Dr. Jerome Epplin of Litchfield, Ill., who also testified before the Senate, estimates that only about one out of every 10 patients who ask him for a scooter actually needs one. But he said that sales representatives from some scooter companies put pressure on him by accompanying patients to his office. The effect is coercive, he says.
"It can be intimidating," Epplin says. "I see it as an inappropriate attempt to influence my clinical judgment when I'm evaluating a patient."
Allegations of Medicare fraud within the industry go back nearly a decade.
In 2005 the U.S. Justice Department sued The Scooter Store, alleging that its advertising enticed seniors to obtain power scooters paid for by Medicare, and then sold patients more expensive scooters that they did not want or need. The Scooter Store settled that case in 2007 for $4 million.
As part of the settlement, The Scooter Store was operating under an agreement that made the company subject to periodic government reviews between 2007 and last year. In 2011, the latest review available, government auditors estimated that The Scooter Store received between $47 million and $88 million in improper payments for scooters.
The Scooter Store took no action to repay the money until February 2012, when the Health and Human Services' inspector general threatened to bar the company from doing business with Medicare, which accounts for about 75 percent of its income, according to its congressional testimony.
The company said the government's estimate was flawed and that it was willing to repay $19.5 million in overpayments.

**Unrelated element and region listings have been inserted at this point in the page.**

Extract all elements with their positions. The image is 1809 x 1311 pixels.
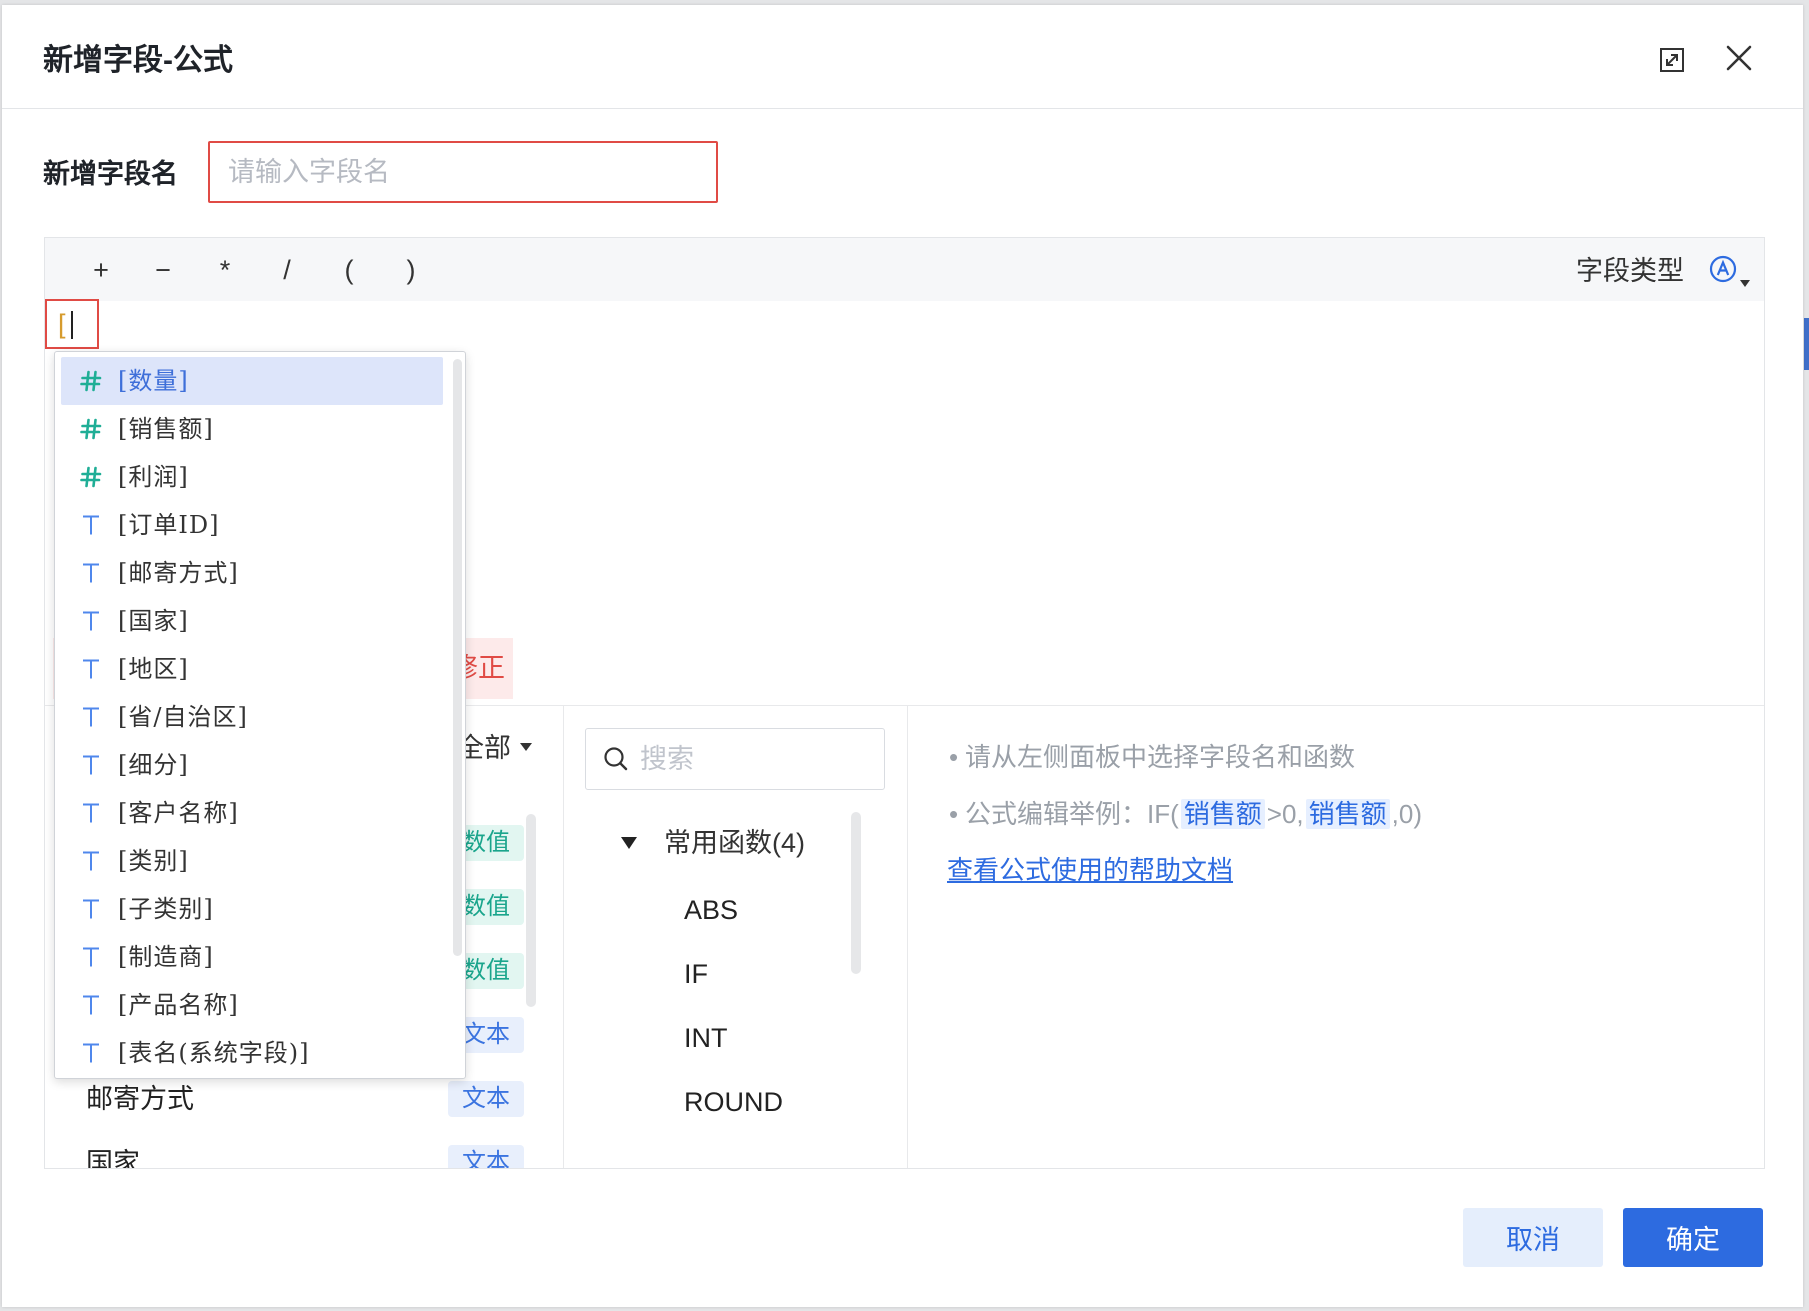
close-icon[interactable] — [1724, 43, 1754, 73]
autocomplete-item[interactable]: [地区] — [61, 645, 443, 693]
function-item[interactable]: INT — [684, 1020, 728, 1056]
caret-down-icon[interactable] — [621, 837, 637, 849]
text-icon — [79, 513, 103, 537]
minus-operator-button[interactable]: − — [148, 252, 178, 288]
field-name: 国家 — [86, 1148, 140, 1169]
function-search-input[interactable] — [640, 729, 876, 789]
example-suffix: ,0) — [1391, 799, 1423, 829]
confirm-button[interactable]: 确定 — [1623, 1208, 1763, 1267]
autocomplete-item[interactable]: [销售额] — [61, 405, 443, 453]
help-example: • 公式编辑举例：IF(销售额 >0, 销售额 ,0) — [949, 795, 1422, 833]
text-icon — [79, 993, 103, 1017]
example-field-token: 销售额 — [1180, 799, 1265, 829]
text-icon — [79, 609, 103, 633]
autocomplete-item-label: [销售额] — [118, 415, 214, 443]
autocomplete-item[interactable]: [国家] — [61, 597, 443, 645]
field-name-label: 新增字段名 — [43, 159, 178, 189]
help-hint-text: 请从左侧面板中选择字段名和函数 — [965, 742, 1356, 772]
function-search-box[interactable] — [585, 728, 885, 790]
text-icon — [79, 705, 103, 729]
autocomplete-item[interactable]: [数量] — [61, 357, 443, 405]
formula-field-dialog: 新增字段-公式 新增字段名 +−* / () 字段类型 [ — [2, 5, 1803, 1307]
example-field-token: 销售额 — [1305, 799, 1390, 829]
function-group-label[interactable]: 常用函数(4) — [664, 825, 805, 861]
autocomplete-item-label: [数量] — [118, 367, 189, 395]
text-icon — [79, 657, 103, 681]
help-hint: • 请从左侧面板中选择字段名和函数 — [949, 738, 1355, 776]
function-item[interactable]: ROUND — [684, 1084, 783, 1120]
field-list-item[interactable]: 国家 文本 — [45, 1131, 524, 1169]
field-type-label[interactable]: 字段类型 — [1576, 253, 1684, 289]
autocomplete-item-label: [子类别] — [118, 895, 214, 923]
bullet-icon: • — [949, 799, 959, 829]
left-paren-button[interactable]: ( — [334, 252, 364, 288]
background-page-edge — [1804, 318, 1809, 370]
autocomplete-item[interactable]: [省/自治区] — [61, 693, 443, 741]
text-cursor — [71, 311, 73, 339]
autocomplete-item[interactable]: [细分] — [61, 741, 443, 789]
text-icon — [79, 897, 103, 921]
autocomplete-item-label: [国家] — [118, 607, 189, 635]
multiply-operator-button[interactable]: * — [210, 252, 240, 288]
help-doc-link[interactable]: 查看公式使用的帮助文档 — [947, 851, 1233, 889]
example-prefix: 公式编辑举例：IF( — [965, 799, 1179, 829]
autocomplete-item-label: [细分] — [118, 751, 189, 779]
field-list-scrollbar[interactable] — [526, 814, 536, 1007]
autocomplete-item[interactable]: [客户名称] — [61, 789, 443, 837]
number-icon — [79, 417, 103, 441]
panel-divider-right — [907, 705, 908, 1168]
caret-down-icon[interactable] — [520, 743, 532, 751]
operator-toolbar: + − * / () 字段类型 — [45, 238, 1764, 301]
expand-icon[interactable] — [1658, 46, 1686, 74]
text-icon — [79, 561, 103, 585]
autocomplete-scrollbar[interactable] — [453, 359, 462, 956]
autocomplete-item-label: [产品名称] — [118, 991, 239, 1019]
formula-input-area[interactable]: [ — [45, 299, 99, 349]
example-middle: >0, — [1266, 799, 1304, 829]
text-icon — [79, 801, 103, 825]
autocomplete-item-label: [省/自治区] — [118, 703, 248, 731]
autocomplete-item-label: [地区] — [118, 655, 189, 683]
autocomplete-item-label: [表名(系统字段)] — [118, 1039, 310, 1067]
autocomplete-item[interactable]: [表名(系统字段)] — [61, 1029, 443, 1077]
text-icon — [79, 753, 103, 777]
field-autocomplete-dropdown: [数量] [销售额] [利润] [订单ID] [邮寄方式] [国家] [地区] [省/自治区]… — [54, 351, 466, 1079]
autocomplete-item[interactable]: [邮寄方式] — [61, 549, 443, 597]
field-type-tag: 文本 — [448, 1081, 524, 1117]
function-list-scrollbar[interactable] — [851, 812, 861, 974]
text-icon — [79, 1041, 103, 1065]
autocomplete-item[interactable]: [制造商] — [61, 933, 443, 981]
number-icon — [79, 369, 103, 393]
text-icon — [79, 945, 103, 969]
autocomplete-item-label: [类别] — [118, 847, 189, 875]
field-type-tag: 文本 — [448, 1145, 524, 1168]
plus-operator-button[interactable]: + — [86, 252, 116, 288]
text-icon — [79, 849, 103, 873]
field-name-input[interactable] — [208, 141, 718, 203]
number-icon — [79, 465, 103, 489]
panel-divider-left — [563, 705, 564, 1168]
circled-a-icon[interactable] — [1709, 255, 1737, 283]
header-divider — [2, 108, 1803, 109]
autocomplete-item[interactable]: [类别] — [61, 837, 443, 885]
right-paren-button[interactable]: ) — [396, 252, 426, 288]
autocomplete-item[interactable]: [产品名称] — [61, 981, 443, 1029]
autocomplete-item[interactable]: [子类别] — [61, 885, 443, 933]
formula-text: [ — [58, 309, 66, 339]
autocomplete-item-label: [邮寄方式] — [118, 559, 239, 587]
autocomplete-item-label: [订单ID] — [118, 511, 220, 539]
bullet-icon: • — [949, 742, 959, 772]
autocomplete-item-label: [客户名称] — [118, 799, 239, 827]
search-icon — [603, 746, 629, 772]
function-item[interactable]: IF — [684, 956, 708, 992]
divide-operator-button[interactable]: / — [272, 252, 302, 288]
autocomplete-item-label: [利润] — [118, 463, 189, 491]
chevron-down-icon[interactable] — [1740, 280, 1750, 287]
autocomplete-item[interactable]: [利润] — [61, 453, 443, 501]
dialog-title: 新增字段-公式 — [43, 44, 233, 77]
autocomplete-item[interactable]: [订单ID] — [61, 501, 443, 549]
function-item[interactable]: ABS — [684, 892, 738, 928]
cancel-button[interactable]: 取消 — [1463, 1208, 1603, 1267]
autocomplete-item-label: [制造商] — [118, 943, 214, 971]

The company has paid about $5.7 million, with the rest scheduled for repayment over a 5-year period to be completed in 2017.
Medicare said in a January letter that it accepted the fee based on The Scooter Store's own assessment of what it owed, but that the agreement "does not absolve The Scooter Store from any further liability."
In recent months Sen. Richard Blumenthal, D-Conn. and other members of the Senate Aging Committee have pushed Medicare to recover the millions of dollars spent on unnecessary scooters each year. Those purchases totaled about $500 million in 2011, the latest year available, according to a report by the Department of Health and Human Services' inspector general.
Medicare, which says that it does not have control over how companies market chairs, launched a pilot program designed to reduce wasteful spending on scooters.
Under the program, government contractors in seven states review patients' medical documentation to make sure they need a wheelchair or scooter before approving payments for a device. The program is being tested in a small number of states — including Florida, California and New York — because the government must pay contractors extra to review additional paperwork.
The program has been criticized by The Scooter Store's executives, who say that contractors are too strict in their reviews, rejecting payments for power chairs that are genuinely needed.
The reduced payments are taking a toll on the company, which was founded in 1991. The Scooter Store has spent nearly $1 million lobbying Congress over the last two years, almost exclusively focused on the Medicare review program. And the company laid off about 370 employees in the past year, blaming the reduced payments it's been getting from Medicare.
Then, last week, The Scooter Store notified most of its remaining 1,800 employees that their jobs were being eliminated. The company said in a statement to the Associated Press that it is operating with a workforce of 300 employees — down from the 2,500 workforce it had at its peak — while trying to restructure its operations.
The mass layoffs followed a raid in February by about 150 agents from the FBI, the Department of Justice and the Texas attorney general's Medicaid fraud unit at the company's headquarters.
Federal authorities have declined to speak about the raid, but scooter industry critics in Congress praised the action.
"This raid is a welcome step toward cracking down on waste and fraud in Medicare," said Blumenthal, the Connecticut senator. "I have urged action to stop abusive overpayments for such devices — costing taxpayers hundreds of millions of dollars and preying on seniors with deceptive sales pitches."